Question

y=e^x+e^x+e...

Answer 1

\[\LARGE y=e^{x+e^{x+e^{x+e}..}}\]

Answer 2

I dont know what to assume=y?

Answer 3

y= e^{x+e^x+...)
y=e^{x+y}

Answer 4

get that ^ ?

Answer 5

\[\LARGE logy=(x+y)loge?\]

Answer 6

and log e=1

Answer 7

we already have one y in the question,so we should name that to v suppose?

Answer 8

whats the problem in directly diff. log y =x+y ??

Answer 9

nothing :|

Answer 10

\[\LARGE \frac{dy}{dx} \times \frac{1}{y}=loge \frac{dy}{dx}+(x+y)\]

Answer 11

lol, log e was 1, right ?

Answer 12

yes,kar to dia :o

Answer 13

diferentiation of loge or actual value?
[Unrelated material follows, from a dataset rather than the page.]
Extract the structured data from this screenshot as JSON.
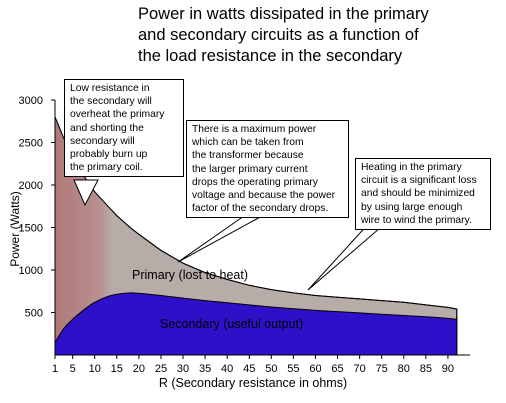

O_O

Answer 14

right side, i get 1+dy/dx

Answer 15

\[\frac{dy}{dx} \frac{1}{y} = logeX(x+y) + (x+y)X loge\]
where X=differentition

Answer 16

let me write down steps
\( logy=(x+y)loge= x+y \\ (1/y )dy/dx= 1+dy/dx\)
get that ?

Answer 17

the value of log e=1 or derivative?

Answer 18

log e =1
derivative = 0

Answer 19

OH :o oky!